The court also rejected the argument that the Commission fell within the exception under (c)(2) for “users” of the Yahoo! account. While true that communications sent to firstname.lastname@example.org concerning airport business may have been intended for the Commission, Hoofnagle was clearly the person duly authorized by Yahoo! to use and access the account, not the airport or the Commission. It did not matter that that Commission used an airport computer to access the emails.
Even if the defendants’ conduct did not fall within an exception to the SCA, the defendants continued, there was no violation because Hoofnagle authorized the Commission and airport staff to access his Yahoo! account, and because Hoofnagle did not have a reasonable expectation of privacy in this email account.
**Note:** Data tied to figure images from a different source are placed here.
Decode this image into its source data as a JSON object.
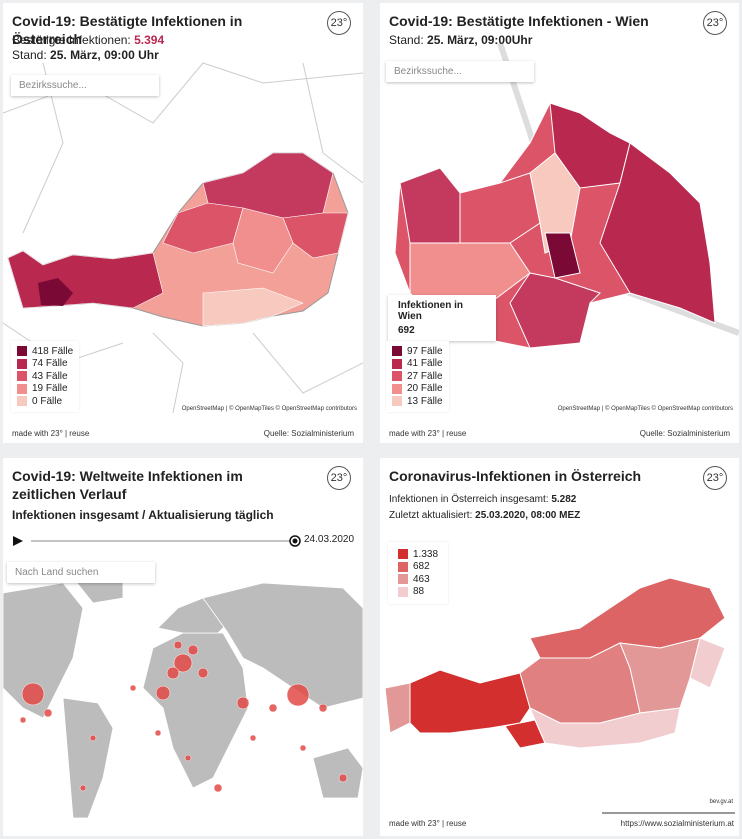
{
  "panels": [
    {
      "title": "Covid-19: Bestätigte Infektionen in Österreich",
      "logo": "23°",
      "lines": [
        {
          "label": "Bestätigte Infektionen:",
          "value": "5.394"
        },
        {
          "label": "Stand:",
          "value": "25. März, 09:00 Uhr"
        }
      ],
      "search": "Bezirkssuche...",
      "legend": [
        {
          "label": "418 Fälle",
          "color": "#7a0a35"
        },
        {
          "label": "74 Fälle",
          "color": "#b8284f"
        },
        {
          "label": "43 Fälle",
          "color": "#dc5468"
        },
        {
          "label": "19 Fälle",
          "color": "#f08f8e"
        },
        {
          "label": "0 Fälle",
          "color": "#f8c9bf"
        }
      ],
      "attribution": "OpenStreetMap | © OpenMapTiles © OpenStreetMap contributors",
      "footer_left": "made with 23° | reuse",
      "footer_right": "Quelle: Sozialministerium"
    },
    {
      "title": "Covid-19: Bestätigte Infektionen - Wien",
      "logo": "23°",
      "lines": [
        {
          "label": "Stand:",
          "value": "25. März, 09:00Uhr"
        }
      ],
      "search": "Bezirkssuche...",
      "tooltip": {
        "title": "Infektionen in Wien",
        "value": "692"
      },
      "legend": [
        {
          "label": "97 Fälle",
          "color": "#7a0a35"
        },
        {
          "label": "41 Fälle",
          "color": "#b8284f"
        },
        {
          "label": "27 Fälle",
          "color": "#dc5468"
        },
        {
          "label": "20 Fälle",
          "color": "#f08f8e"
        },
        {
          "label": "13 Fälle",
          "color": "#f8c9bf"
        }
      ],
      "attribution": "OpenStreetMap | © OpenMapTiles © OpenStreetMap contributors",
      "footer_left": "made with 23° | reuse",
      "footer_right": "Quelle: Sozialministerium"
    },
    {
      "title": "Covid-19: Weltweite Infektionen im zeitlichen Verlauf",
      "logo": "23°",
      "subtitle": "Infektionen insgesamt / Aktualisierung täglich",
      "date": "24.03.2020",
      "search": "Nach Land suchen"
    },
    {
      "title": "Coronavirus-Infektionen in Österreich",
      "logo": "23°",
      "lines": [
        {
          "label": "Infektionen in Österreich insgesamt:",
          "value": "5.282"
        },
        {
          "label": "Zuletzt aktualisiert:",
          "value": "25.03.2020, 08:00 MEZ"
        }
      ],
      "legend": [
        {
          "label": "1.338",
          "color": "#d32f2f"
        },
        {
          "label": "682",
          "color": "#dc6464"
        },
        {
          "label": "463",
          "color": "#e39898"
        },
        {
          "label": "88",
          "color": "#f2cdd0"
        }
      ],
      "attribution": "bev.gv.at",
      "footer_left": "made with 23° | reuse",
      "footer_right": "https://www.sozialministerium.at"
    }
  ]
}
On these issues, the court found that issues of fact precluded summary judgment. It noted that even if Hoofnagle had given some authority to access his private email account, liability may arise under the SCA if the defendant “intentionally exceeds an authorization to access a facility through which an electronic communication service is provided, thereby altering or preventing authorized access.” (See 18 U.S.C. § 2701(a)(2)). It would be up to the jury to determine whether the Commission exceeded the scope of its authority (if any).
Finally, the defendants argued that even if they had violated the SCA, Hoofnagle could not recover because he had failed to prove any actual damages. The court had no trouble dispensing with this argument, holding that Hoofnagle may be entitled to recover punitive damages and attorneys’ fees without proof of actual damages. Actual damages are a prerequisite to obtaining statutory damages under the SCA, but not punitive damages or attorneys’ fees.
So what lessons should employers take away from this opinion? First and foremost, establish a policy for personal email use and make sure all your employees know about it. Tell them specifically that they should have no expectation of privacy in their use of email accounts accessed through the employer’s equipment, or even when accessed through the employee’s own device if that device is also used for business purposes. Better yet, play it safe and don’t access your employees’ personal email accounts, even if accessed from company computers, unless they have given express written permission to do so.